Business and Development – A Leap of Faith?
Have you ever wondered what is really driving the many initiatives and investments that are taking place in the name of business and development? It was the first question I grappled with when I entered this field over 10 years ago. Yet despite the work of a great many organisations to better understand and quantify the ‘business case’, the answer seems to remain that business and development is largely a leap of faith.

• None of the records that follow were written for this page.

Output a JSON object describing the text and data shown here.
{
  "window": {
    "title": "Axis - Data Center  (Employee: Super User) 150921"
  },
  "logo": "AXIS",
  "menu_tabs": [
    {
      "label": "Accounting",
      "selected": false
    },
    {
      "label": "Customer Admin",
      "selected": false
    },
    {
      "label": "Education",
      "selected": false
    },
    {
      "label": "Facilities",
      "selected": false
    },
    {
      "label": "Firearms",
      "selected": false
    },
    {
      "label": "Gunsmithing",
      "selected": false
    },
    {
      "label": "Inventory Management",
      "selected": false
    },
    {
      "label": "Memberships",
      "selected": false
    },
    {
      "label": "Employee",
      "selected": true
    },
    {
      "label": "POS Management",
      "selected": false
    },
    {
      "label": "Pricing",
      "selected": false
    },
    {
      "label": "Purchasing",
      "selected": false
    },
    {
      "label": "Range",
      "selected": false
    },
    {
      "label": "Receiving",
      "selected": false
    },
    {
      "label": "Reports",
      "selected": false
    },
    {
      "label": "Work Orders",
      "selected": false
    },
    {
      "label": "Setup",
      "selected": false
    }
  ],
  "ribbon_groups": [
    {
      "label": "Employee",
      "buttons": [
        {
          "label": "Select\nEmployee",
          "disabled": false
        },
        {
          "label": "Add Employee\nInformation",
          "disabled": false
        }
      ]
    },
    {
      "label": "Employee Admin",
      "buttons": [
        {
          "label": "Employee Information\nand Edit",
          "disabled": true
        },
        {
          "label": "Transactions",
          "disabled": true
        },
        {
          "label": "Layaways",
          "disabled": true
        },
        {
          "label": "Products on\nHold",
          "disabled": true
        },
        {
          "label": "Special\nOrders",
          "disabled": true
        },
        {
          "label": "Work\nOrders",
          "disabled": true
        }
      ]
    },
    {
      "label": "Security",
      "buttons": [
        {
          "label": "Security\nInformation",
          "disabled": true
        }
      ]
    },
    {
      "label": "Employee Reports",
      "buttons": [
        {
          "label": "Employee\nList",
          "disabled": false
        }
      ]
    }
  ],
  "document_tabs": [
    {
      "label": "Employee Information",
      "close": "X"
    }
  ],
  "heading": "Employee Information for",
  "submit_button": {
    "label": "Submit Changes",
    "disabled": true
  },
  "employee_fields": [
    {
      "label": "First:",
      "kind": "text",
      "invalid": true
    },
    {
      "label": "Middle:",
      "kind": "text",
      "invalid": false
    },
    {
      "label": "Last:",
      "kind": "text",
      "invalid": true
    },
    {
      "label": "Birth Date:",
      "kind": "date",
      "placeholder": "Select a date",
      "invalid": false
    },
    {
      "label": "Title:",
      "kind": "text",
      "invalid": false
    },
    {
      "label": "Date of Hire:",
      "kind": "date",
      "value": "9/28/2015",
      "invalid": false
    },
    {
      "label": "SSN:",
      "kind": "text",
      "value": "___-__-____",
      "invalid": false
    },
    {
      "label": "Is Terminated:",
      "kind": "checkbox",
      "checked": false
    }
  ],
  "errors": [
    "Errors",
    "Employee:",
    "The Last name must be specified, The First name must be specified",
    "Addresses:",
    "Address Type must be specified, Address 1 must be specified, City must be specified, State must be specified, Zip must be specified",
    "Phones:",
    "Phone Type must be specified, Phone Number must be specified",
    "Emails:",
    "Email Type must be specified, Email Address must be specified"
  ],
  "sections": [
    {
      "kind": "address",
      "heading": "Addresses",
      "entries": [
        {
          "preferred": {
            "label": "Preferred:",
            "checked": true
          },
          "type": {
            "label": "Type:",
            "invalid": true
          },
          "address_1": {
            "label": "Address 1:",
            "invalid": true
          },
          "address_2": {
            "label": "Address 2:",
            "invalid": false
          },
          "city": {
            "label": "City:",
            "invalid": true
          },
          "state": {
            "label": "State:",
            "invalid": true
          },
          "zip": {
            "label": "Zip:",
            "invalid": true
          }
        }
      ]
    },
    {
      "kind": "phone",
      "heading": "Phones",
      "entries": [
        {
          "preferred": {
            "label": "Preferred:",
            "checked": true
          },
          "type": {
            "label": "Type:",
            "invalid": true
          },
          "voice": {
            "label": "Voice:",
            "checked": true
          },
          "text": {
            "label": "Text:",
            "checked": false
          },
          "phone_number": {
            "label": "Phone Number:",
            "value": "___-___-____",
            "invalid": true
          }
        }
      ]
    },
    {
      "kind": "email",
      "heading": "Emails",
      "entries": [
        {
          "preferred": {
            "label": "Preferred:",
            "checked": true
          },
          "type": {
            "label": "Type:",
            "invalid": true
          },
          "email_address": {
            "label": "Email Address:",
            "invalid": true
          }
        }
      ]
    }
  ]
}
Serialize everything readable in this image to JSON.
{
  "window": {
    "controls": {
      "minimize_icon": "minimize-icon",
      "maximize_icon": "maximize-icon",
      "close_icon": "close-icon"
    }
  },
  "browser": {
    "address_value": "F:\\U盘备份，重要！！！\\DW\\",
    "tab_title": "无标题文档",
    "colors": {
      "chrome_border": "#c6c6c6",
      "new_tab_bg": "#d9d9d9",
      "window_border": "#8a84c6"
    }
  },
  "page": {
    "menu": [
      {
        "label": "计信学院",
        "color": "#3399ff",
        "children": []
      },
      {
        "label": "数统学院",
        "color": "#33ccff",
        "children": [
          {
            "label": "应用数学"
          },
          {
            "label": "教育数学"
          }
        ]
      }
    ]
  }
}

This view emerged at a recent event convened, with Business Fights Poverty, to launch the new Business and Development Centre (BDC) at the Institute of Development Studies. Shankar Venkateswaran, Chief of Tata Sustainability Group, said it most explicitly during the keynote speech which opened the event. He noted that external factors play a relatively small part in driving sustainability at Tata compared to internal drivers like values, employee motivation and Board leadership, and highlighted that it is a “leap of faith” that most often takes a company from its current situation to its future sustainability vision.
Variations of this theme, however, recurred in different guises throughout the day right up to the closing panel debate during which Alistair Fernie, Head of Private Sector for the UK’s Department for International Development (DFID) put it another way. “The evidence base”, he said, “is weak”. He went onto explain that the evidence on business and development is in its infancy if you compare it to, say, the evidence to tackle malaria in Kenya.

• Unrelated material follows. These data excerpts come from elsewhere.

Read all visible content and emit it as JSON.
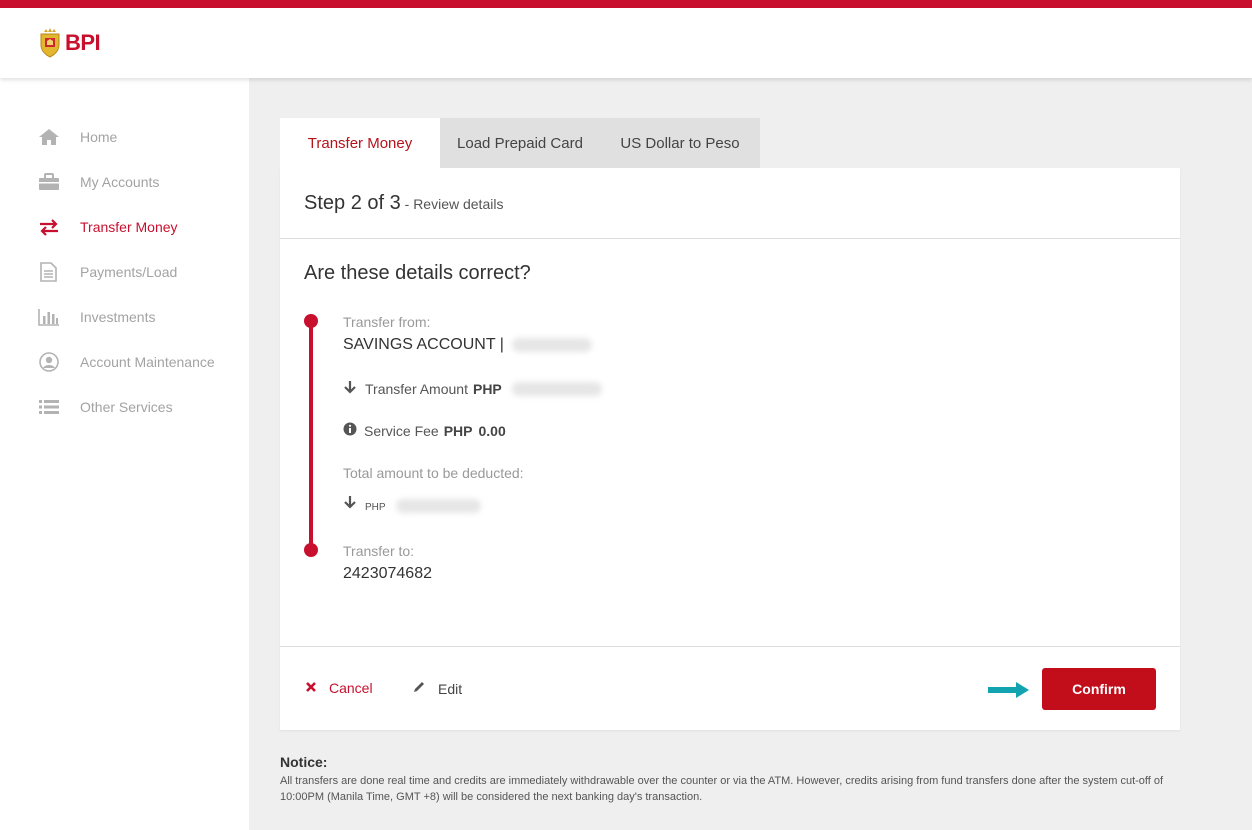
{
  "brand": {
    "name": "BPI",
    "accent_color": "#c8102e"
  },
  "sidebar": {
    "items": [
      {
        "label": "Home",
        "icon": "home-icon",
        "active": false
      },
      {
        "label": "My Accounts",
        "icon": "briefcase-icon",
        "active": false
      },
      {
        "label": "Transfer Money",
        "icon": "transfer-arrows-icon",
        "active": true
      },
      {
        "label": "Payments/Load",
        "icon": "document-icon",
        "active": false
      },
      {
        "label": "Investments",
        "icon": "bar-chart-icon",
        "active": false
      },
      {
        "label": "Account Maintenance",
        "icon": "user-icon",
        "active": false
      },
      {
        "label": "Other Services",
        "icon": "list-icon",
        "active": false
      }
    ]
  },
  "tabs": [
    {
      "label": "Transfer Money",
      "active": true
    },
    {
      "label": "Load Prepaid Card",
      "active": false
    },
    {
      "label": "US Dollar to Peso",
      "active": false
    }
  ],
  "step": {
    "title": "Step 2 of 3",
    "subtitle": " - Review details"
  },
  "review": {
    "question": "Are these details correct?",
    "transfer_from_label": "Transfer from:",
    "transfer_from_value": "SAVINGS ACCOUNT |",
    "transfer_amount_label": "Transfer Amount",
    "transfer_amount_currency": "PHP",
    "service_fee_label": "Service Fee",
    "service_fee_currency": "PHP",
    "service_fee_value": "0.00",
    "total_label": "Total amount to be deducted:",
    "total_currency": "PHP",
    "transfer_to_label": "Transfer to:",
    "transfer_to_value": "2423074682"
  },
  "actions": {
    "cancel": "Cancel",
    "edit": "Edit",
    "confirm": "Confirm"
  },
  "notice": {
    "title": "Notice:",
    "text": "All transfers are done real time and credits are immediately withdrawable over the counter or via the ATM. However, credits arising from fund transfers done after the system cut-off of 10:00PM (Manila Time, GMT +8) will be considered the next banking day's transaction."
  }
}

John Humphrey, Director of the Business and Development Centre, struck a similar note based on recent BDC work, noting that there is little consensus on where the ground is most fertile for interventions. A deeper understanding of the impact of business activities on development outcomes is vital, he noted, if we are to make best use of the scarce resources available. We need to move beyond a drive to “do more”, and focus on identifying where business really has a unique role to play in removing blockages to development, and understand as well the limits of business and markets.

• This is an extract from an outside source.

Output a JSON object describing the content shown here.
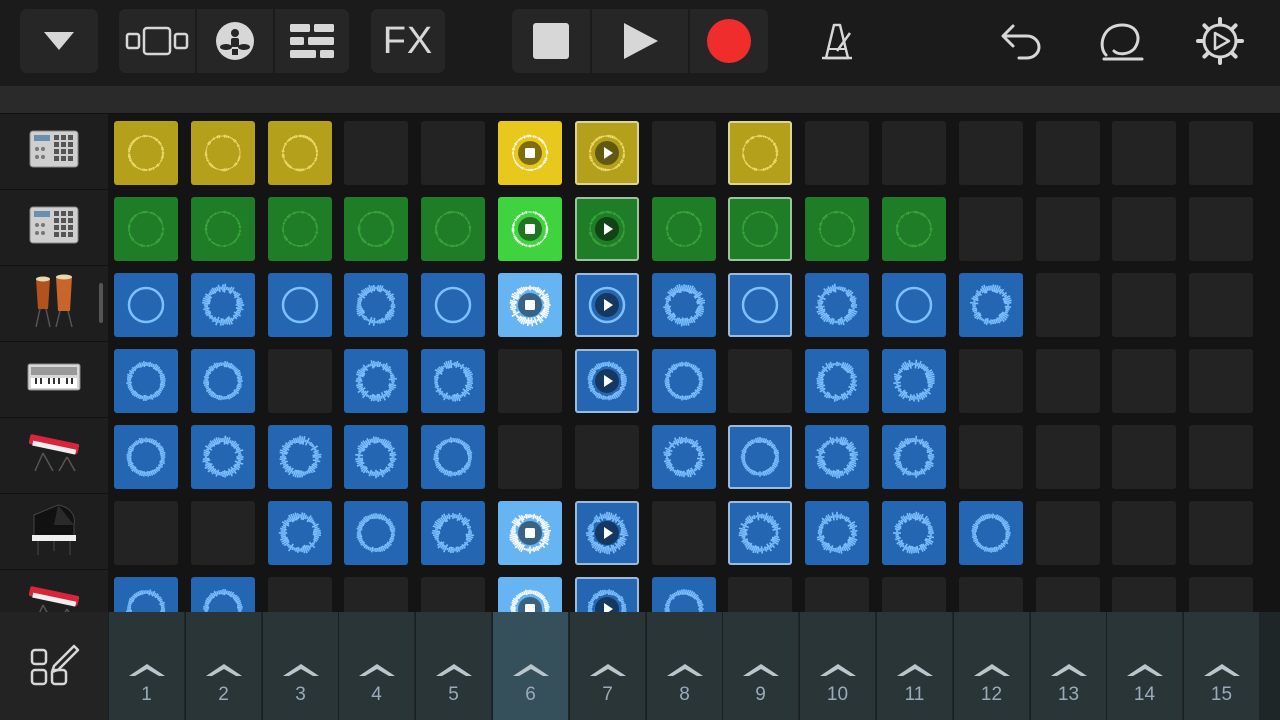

Refreshingly, the event was also the first time I heard someone question scale as the goal of business and development initiatives. This was Christian Spano, Global Lead for Enterprise Development at Anglo American, who asked whether our focus should really be on scale, and who would benefit as a result? Large companies do have the means to achieve scale, but would this deliver development – or hollow out local markets? Several participants suggested that systemic change was a better goal.
While it clearly takes time to build up an evidence base – this is a pressing task, and should be a priority for those who have already invested a lot of energy to pilot and innovate in this area. The Business and Development Centre aims to contribute by focusing our own efforts, to deliver evidence and analysis on specific development problems in agriculture and nutrition, health and the green economy. We will do this by working with more and different partners from business, the development community and research institutes to generate high-quality, evidence-based research that reaches and influences decision-makers.
Much of what compels leading companies to engage in development will continue to be internal drivers. However, meaningful work on business and development should be supported by evidence and not have to rely only on a leap of faith. Perhaps more importantly, internal drivers do not and will not suffice for the vast majority of companies. Instead we must define much more clearly what the development sector needs from business, the limits of what business interventions can achieve, and the tools, including regulation, that will create better alignment between business activity and development goals.